Balkan Erotic Epic is rooted in Balkan folklore and ancestral customs, exploring themes of desire, spirituality, and the body. Its 13 choreographed scenes and interactive vignettes will be performed by dancers, singers, and musicians.

“In our culture today, we label anything erotic as pornography,” Abramović said in a press statement. “Balkan Erotic Epic is the most ambitious work in my career. This gives me a chance to go back to my Slavic roots and culture, look back to ancient rituals and deal with sexuality, in relation to the universe and the unanswered questions of our existence. Through this project, I would like to show poetry, desperation, pain, hope, suffering, and reflect our own mortality.”

The rituals to be performed include “Fertility Rite,” in which performers will writhe on the ground in a call for fecundity, and “In Scaring the Gods,” which reenacts a ritual of baring one’s body to the sky to dispel storms. In another, “Massaging the Breast,” women performers enact symbolic gestures intended to “awaken the earth” at burial sites, according to a press release.
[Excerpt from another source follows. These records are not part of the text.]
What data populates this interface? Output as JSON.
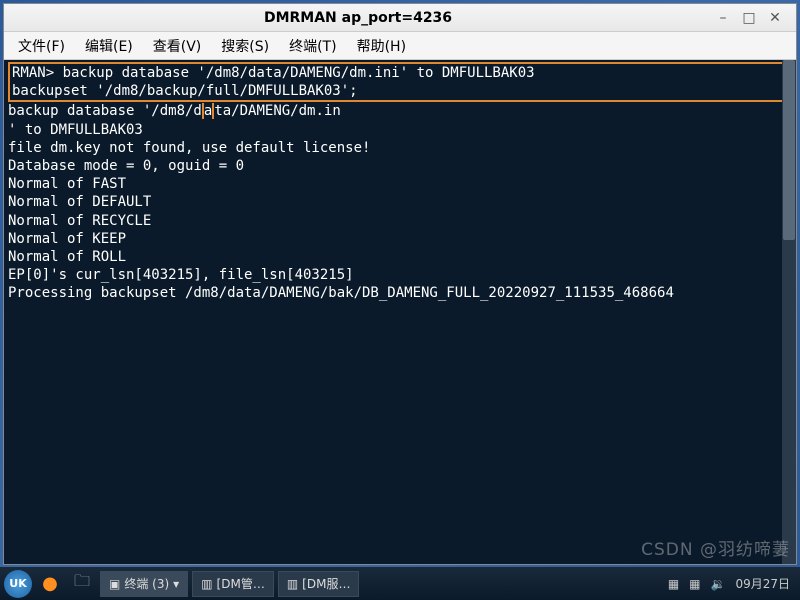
{
  "window": {
    "title": "DMRMAN ap_port=4236"
  },
  "menubar": {
    "file": "文件(F)",
    "edit": "编辑(E)",
    "view": "查看(V)",
    "search": "搜索(S)",
    "terminal": "终端(T)",
    "help": "帮助(H)"
  },
  "terminal": {
    "hl1": "RMAN> backup database '/dm8/data/DAMENG/dm.ini' to DMFULLBAK03",
    "hl2_a": "backupset '/dm8/backup/full/DMFULLBAK03';",
    "hl2_b": "backup database '/dm8/d",
    "hl2_c": "ta/DAMENG/dm.in",
    "l3": "' to DMFULLBAK03",
    "l4": "file dm.key not found, use default license!",
    "l5": "Database mode = 0, oguid = 0",
    "l6": "Normal of FAST",
    "l7": "Normal of DEFAULT",
    "l8": "Normal of RECYCLE",
    "l9": "Normal of KEEP",
    "l10": "Normal of ROLL",
    "l11": "EP[0]'s cur_lsn[403215], file_lsn[403215]",
    "l12": "Processing backupset /dm8/data/DAMENG/bak/DB_DAMENG_FULL_20220927_111535_468664"
  },
  "taskbar": {
    "start": "UK",
    "task1": "终端 (3)",
    "task2": "[DM管…",
    "task3": "[DM服…",
    "watermark": "CSDN @羽纺啼萋",
    "date": "09月27日"
  },
  "icons": {
    "min": "–",
    "max": "□",
    "close": "✕",
    "firefox": "●",
    "folder": "🗀",
    "term": "▣",
    "dm": "▥",
    "sound": "🔉",
    "run": "▦",
    "more": "▾"
  }
}
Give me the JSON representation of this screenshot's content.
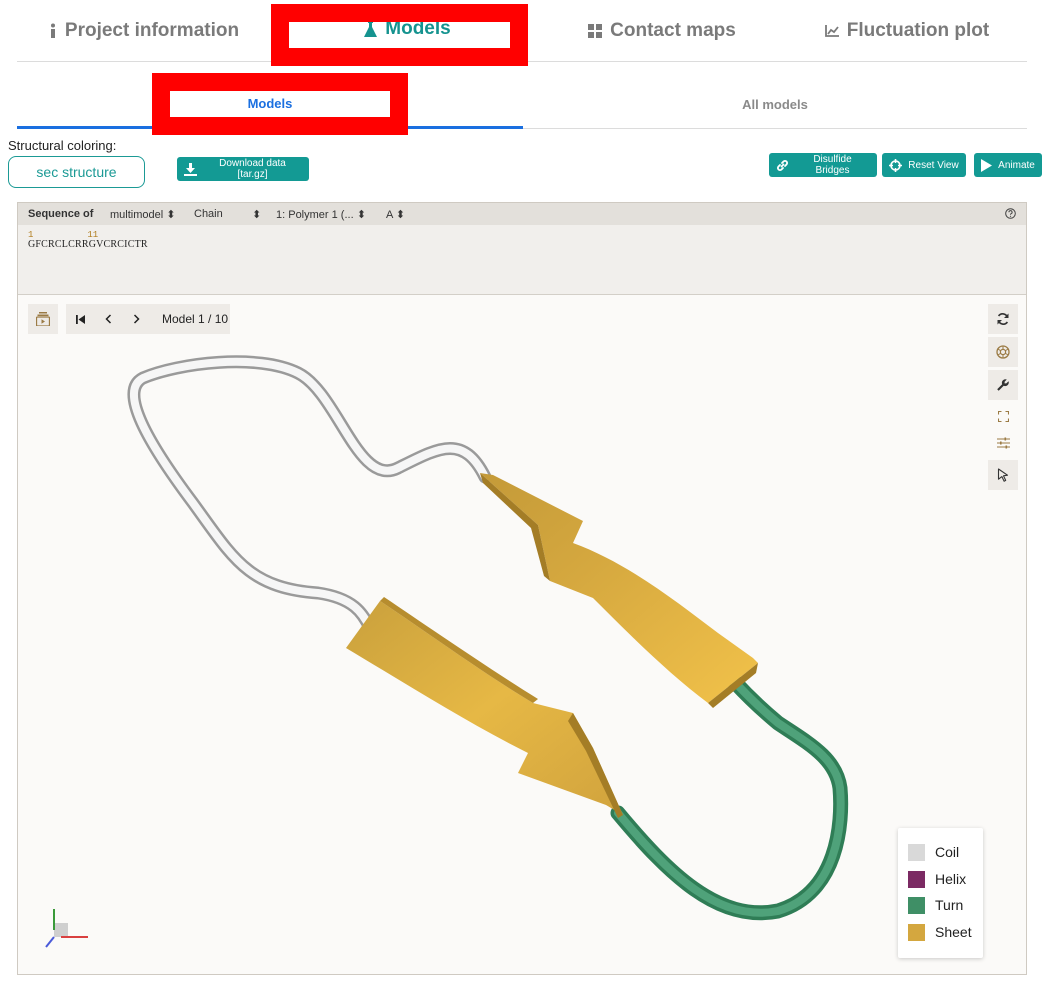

Abramović will give a talk on October 11th at Aviva Studios to commemorate the performance’s world premiere. Following its inaugural run, Balkan Erotic Epic will travel, beginning in Barcelona in January 2026.

“This new performance work offers an unmissable opportunity for audiences to experience the next chapter of [Abramović’s] creative life—bold, immersive, and on a scale that’s truly unprecedented,” said John McGrath, artistic director and chief executive of Factory International, in a press statement.

Abramović’s other upcoming projects include the launch of a new NFT project, which she discussed on The Artsy Podcast.